Wednesday, March 8th, 2017
As reported by Dennis Pillion on AL.com on March 8, 2017:
The Altamont School in Birmingham flipped the switch Wednesday on a new, 14.7 kilowatt solar power system that it expects will provide about 20 percent of the school’s daytime electricity, according to installer Sam Yates of Eagle Solar and Light.
The system, located on a south-facing hill overlooking the school’s soccer fields, has a 25 year warranty, will also include a learning kiosk in the school to show the real-time performance of the system and the school’s overall energy use, providing an educational component to the system.
“The new solar array will not only help us reduce our monthly consumption of power, it will also provide outstanding educational opportunities for our students,” Sarah Whiteside, Head of School, said in a news release. “Altamont’s global initiative theme for this academic year is ‘Energy Resources and Climate Change.’
“The solar array is one more way we can express that theme and incorporate environmental stewardship into the culture, and practices, of our school.”
Based on 30-year average data from the National Renewable Energy Lab, Yates said the system should generate about 22,000 kilowatt-hours each year. The rest will still be provided by Alabama Power. If the panels over-produce, generating more electricity than the school is using, that energy will be fed back to the grid.

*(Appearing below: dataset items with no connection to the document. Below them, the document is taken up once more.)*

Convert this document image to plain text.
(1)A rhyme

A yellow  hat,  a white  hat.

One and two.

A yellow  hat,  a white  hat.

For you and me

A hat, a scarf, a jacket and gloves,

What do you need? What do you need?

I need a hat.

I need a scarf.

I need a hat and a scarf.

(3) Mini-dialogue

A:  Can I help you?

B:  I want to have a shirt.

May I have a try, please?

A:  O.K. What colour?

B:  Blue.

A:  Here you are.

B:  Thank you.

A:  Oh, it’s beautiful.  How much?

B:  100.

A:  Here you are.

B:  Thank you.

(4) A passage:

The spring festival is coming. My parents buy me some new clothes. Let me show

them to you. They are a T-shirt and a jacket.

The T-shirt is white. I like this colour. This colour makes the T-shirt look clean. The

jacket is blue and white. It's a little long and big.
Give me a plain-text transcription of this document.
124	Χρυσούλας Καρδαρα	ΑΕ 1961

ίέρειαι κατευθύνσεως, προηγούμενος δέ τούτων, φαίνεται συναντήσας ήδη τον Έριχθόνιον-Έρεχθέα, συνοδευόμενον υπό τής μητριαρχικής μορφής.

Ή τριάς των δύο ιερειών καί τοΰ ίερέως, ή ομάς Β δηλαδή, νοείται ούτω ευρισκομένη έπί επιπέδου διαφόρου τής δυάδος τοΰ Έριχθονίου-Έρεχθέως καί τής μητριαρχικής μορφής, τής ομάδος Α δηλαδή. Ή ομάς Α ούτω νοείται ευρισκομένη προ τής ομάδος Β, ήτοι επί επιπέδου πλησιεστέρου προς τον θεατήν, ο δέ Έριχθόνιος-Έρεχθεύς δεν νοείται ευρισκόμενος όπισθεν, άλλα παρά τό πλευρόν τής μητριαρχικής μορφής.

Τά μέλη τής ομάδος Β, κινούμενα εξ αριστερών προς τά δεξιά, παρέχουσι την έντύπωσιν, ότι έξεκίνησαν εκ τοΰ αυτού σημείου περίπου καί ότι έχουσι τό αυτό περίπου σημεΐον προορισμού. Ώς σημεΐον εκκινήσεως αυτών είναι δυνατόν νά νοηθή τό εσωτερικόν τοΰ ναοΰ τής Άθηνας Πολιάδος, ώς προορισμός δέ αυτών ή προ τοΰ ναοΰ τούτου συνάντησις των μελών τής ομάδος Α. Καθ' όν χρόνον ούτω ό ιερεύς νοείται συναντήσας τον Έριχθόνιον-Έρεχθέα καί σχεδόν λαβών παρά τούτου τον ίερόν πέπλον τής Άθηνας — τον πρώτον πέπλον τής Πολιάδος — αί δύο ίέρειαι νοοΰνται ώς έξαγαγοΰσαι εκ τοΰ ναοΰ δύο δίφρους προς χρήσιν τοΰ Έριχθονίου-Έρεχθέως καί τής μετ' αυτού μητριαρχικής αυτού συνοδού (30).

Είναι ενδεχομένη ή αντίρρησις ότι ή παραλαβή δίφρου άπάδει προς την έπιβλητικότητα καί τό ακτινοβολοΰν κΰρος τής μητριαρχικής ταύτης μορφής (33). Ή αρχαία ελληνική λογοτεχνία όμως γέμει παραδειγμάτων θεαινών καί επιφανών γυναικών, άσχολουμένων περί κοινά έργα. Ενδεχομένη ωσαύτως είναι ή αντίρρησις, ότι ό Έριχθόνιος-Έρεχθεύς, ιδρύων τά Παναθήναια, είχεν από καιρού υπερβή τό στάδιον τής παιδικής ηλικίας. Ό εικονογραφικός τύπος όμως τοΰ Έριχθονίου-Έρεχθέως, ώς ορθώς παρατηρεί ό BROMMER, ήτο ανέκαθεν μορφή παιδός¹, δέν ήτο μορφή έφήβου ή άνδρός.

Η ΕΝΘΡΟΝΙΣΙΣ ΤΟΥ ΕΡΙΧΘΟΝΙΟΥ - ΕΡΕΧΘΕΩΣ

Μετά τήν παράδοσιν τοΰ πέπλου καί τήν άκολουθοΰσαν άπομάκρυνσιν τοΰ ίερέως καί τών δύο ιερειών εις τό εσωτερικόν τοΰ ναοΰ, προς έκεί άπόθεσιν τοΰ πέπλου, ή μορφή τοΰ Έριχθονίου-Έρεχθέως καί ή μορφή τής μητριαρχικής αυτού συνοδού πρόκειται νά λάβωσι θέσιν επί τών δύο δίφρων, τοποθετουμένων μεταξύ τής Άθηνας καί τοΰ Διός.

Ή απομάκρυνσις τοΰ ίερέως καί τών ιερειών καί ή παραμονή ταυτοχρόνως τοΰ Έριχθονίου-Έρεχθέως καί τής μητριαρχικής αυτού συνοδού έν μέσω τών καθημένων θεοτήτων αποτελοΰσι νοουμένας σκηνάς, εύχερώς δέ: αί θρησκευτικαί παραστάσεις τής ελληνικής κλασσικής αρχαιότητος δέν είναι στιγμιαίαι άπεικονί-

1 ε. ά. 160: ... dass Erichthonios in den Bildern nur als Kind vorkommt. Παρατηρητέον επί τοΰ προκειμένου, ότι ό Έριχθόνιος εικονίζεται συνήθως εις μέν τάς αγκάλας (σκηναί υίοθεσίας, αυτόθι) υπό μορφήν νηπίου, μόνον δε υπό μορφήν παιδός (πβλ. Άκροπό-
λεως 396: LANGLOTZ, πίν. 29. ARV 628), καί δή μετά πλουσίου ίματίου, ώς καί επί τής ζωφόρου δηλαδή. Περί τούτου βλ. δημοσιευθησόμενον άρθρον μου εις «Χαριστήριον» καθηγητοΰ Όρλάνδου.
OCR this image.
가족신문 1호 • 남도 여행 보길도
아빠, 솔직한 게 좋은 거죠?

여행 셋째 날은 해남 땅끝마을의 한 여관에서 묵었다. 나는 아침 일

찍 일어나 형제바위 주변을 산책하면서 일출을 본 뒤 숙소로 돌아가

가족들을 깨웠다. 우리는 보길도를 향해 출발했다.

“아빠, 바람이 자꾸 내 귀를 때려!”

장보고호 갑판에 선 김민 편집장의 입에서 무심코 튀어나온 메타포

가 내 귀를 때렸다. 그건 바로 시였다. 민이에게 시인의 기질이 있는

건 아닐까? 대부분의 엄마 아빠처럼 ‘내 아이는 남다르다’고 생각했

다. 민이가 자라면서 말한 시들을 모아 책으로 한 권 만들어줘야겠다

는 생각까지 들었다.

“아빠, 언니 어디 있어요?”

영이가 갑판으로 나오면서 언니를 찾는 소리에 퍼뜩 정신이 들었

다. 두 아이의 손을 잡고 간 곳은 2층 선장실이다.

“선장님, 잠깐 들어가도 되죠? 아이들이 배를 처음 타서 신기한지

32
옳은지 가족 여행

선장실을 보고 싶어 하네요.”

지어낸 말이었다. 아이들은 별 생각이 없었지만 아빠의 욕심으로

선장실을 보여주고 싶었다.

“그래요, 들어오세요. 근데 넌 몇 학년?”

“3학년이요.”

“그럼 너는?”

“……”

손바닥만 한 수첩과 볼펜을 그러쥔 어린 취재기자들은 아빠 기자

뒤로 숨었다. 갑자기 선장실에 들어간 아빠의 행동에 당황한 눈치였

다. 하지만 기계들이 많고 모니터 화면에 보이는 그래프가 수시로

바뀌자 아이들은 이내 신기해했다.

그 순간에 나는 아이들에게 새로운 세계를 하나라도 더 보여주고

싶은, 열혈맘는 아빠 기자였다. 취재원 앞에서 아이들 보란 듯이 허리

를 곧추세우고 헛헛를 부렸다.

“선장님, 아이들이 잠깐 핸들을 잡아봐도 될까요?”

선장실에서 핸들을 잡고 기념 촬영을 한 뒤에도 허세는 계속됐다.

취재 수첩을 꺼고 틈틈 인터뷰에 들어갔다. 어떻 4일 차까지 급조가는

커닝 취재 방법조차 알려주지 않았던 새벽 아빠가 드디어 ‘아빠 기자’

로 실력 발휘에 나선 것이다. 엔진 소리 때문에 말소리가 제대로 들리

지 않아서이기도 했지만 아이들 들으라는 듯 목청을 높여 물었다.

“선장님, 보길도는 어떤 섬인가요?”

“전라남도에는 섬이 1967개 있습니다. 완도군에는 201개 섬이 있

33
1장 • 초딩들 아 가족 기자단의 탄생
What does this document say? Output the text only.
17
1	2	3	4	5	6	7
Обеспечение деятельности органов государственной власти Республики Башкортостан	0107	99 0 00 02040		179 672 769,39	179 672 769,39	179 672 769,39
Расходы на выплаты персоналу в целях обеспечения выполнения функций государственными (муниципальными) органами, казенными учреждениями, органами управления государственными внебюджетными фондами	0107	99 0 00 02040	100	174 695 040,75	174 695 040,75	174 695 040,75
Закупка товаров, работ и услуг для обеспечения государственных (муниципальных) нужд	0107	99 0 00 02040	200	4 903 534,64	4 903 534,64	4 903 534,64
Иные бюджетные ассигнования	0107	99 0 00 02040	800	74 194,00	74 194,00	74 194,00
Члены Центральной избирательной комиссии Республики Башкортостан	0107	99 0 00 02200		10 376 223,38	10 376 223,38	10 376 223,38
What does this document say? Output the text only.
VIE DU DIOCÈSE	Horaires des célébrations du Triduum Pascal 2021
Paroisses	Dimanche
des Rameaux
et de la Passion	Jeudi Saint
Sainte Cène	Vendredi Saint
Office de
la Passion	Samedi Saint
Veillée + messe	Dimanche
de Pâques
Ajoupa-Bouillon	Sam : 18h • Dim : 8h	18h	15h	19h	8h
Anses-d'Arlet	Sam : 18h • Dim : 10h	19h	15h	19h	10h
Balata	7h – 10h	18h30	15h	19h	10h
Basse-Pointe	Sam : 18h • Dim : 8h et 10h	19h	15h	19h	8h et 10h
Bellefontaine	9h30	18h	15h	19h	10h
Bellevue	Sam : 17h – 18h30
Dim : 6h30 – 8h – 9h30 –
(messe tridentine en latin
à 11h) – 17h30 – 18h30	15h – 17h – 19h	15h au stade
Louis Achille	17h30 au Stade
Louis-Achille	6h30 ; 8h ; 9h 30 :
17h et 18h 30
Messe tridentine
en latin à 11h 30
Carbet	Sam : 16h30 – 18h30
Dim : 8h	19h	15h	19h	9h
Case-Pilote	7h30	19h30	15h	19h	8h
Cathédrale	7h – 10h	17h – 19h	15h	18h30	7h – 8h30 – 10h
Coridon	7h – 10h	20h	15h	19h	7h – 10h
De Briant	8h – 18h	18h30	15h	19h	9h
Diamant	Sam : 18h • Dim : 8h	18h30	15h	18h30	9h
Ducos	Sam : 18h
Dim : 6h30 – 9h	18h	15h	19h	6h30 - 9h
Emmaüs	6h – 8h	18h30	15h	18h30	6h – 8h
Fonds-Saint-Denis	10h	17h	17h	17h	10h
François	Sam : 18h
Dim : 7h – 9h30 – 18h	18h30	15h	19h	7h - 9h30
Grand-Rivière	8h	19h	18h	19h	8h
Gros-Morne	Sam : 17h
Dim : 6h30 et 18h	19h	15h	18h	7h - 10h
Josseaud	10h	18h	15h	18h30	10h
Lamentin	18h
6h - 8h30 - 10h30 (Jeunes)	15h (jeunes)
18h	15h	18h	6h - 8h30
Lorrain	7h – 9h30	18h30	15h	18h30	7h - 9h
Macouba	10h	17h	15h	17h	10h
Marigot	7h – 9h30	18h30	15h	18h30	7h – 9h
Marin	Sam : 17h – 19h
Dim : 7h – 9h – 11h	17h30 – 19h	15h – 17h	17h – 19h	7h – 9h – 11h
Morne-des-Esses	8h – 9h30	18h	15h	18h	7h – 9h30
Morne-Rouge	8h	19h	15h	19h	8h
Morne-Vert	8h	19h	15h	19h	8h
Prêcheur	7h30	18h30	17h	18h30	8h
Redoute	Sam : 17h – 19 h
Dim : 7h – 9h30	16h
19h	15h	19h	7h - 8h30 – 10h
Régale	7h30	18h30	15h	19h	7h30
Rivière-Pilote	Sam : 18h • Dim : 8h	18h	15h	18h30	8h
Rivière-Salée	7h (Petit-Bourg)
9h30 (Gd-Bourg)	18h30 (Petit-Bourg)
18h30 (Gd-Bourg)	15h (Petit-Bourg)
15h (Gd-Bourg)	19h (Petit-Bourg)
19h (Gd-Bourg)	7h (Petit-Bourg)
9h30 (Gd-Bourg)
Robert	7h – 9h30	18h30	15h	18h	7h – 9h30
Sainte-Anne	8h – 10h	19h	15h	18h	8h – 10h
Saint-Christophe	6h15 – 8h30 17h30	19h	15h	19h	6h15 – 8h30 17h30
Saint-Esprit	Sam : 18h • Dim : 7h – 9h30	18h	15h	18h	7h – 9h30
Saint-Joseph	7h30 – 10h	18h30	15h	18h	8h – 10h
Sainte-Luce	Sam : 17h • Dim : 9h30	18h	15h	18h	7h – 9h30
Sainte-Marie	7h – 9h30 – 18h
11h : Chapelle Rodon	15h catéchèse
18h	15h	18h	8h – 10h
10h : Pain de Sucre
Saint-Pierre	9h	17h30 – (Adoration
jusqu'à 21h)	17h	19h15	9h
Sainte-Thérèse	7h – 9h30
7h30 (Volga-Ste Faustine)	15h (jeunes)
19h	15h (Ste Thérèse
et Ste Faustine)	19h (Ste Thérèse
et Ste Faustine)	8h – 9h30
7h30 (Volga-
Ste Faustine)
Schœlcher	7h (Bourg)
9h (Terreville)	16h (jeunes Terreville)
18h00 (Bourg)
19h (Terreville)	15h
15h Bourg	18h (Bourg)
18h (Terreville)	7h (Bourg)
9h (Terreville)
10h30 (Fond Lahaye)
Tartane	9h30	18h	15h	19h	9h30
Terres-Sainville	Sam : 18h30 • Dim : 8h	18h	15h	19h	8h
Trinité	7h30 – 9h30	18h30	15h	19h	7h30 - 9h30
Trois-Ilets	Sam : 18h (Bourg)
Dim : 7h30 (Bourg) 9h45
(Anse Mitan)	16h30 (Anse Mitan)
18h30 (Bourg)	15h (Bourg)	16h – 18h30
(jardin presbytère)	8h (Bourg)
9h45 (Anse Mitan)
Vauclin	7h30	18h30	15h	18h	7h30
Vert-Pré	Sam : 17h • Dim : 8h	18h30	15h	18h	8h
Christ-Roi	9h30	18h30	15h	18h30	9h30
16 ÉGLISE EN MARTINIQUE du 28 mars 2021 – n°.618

However, the goal is for the panels not to overproduce. Unlike utilities in some other states, Alabama Power only pays solar customers the utility’s avoided costs for excess power fed back onto the grid. Yates said that’s about 25 percent of the retail cost of electricity.
“For that reason, we design systems smaller than necessary so they don’t generate excess power under normal conditions,” Yates said. “But if the school shuts down for a week during the summer and they don’t run the air conditioner, then it would sell that power back to the grid.”
Yates said he believes Altamont is the first secondary school in the Birmingham area to install a solar array.
The system includes an inverter that will provide three-phase, 208-volt alternating current, and is expected to save the school significant amounts of money over the lifetime of the system.
“We’ve actually wanted to do this for a long time,” said Amber McKowen, Altamont’s Director of Finance. “Prior to now, we’ve never found a way to install the solar panels that would provide the power to our school and didn’t cost more than it would save on the power bill.
“Every dollar we save on heating and cooling this building is a dollar we can spend on the children and that’s the ultimate goal.”
Eagle Solar and Light is a Birmingham-based company that has completed solar installations in Alabama, North Carolina and Colorado, including projects for the Alabama Environmental Council, Red Mountain Park, and the city of Mountain Brook.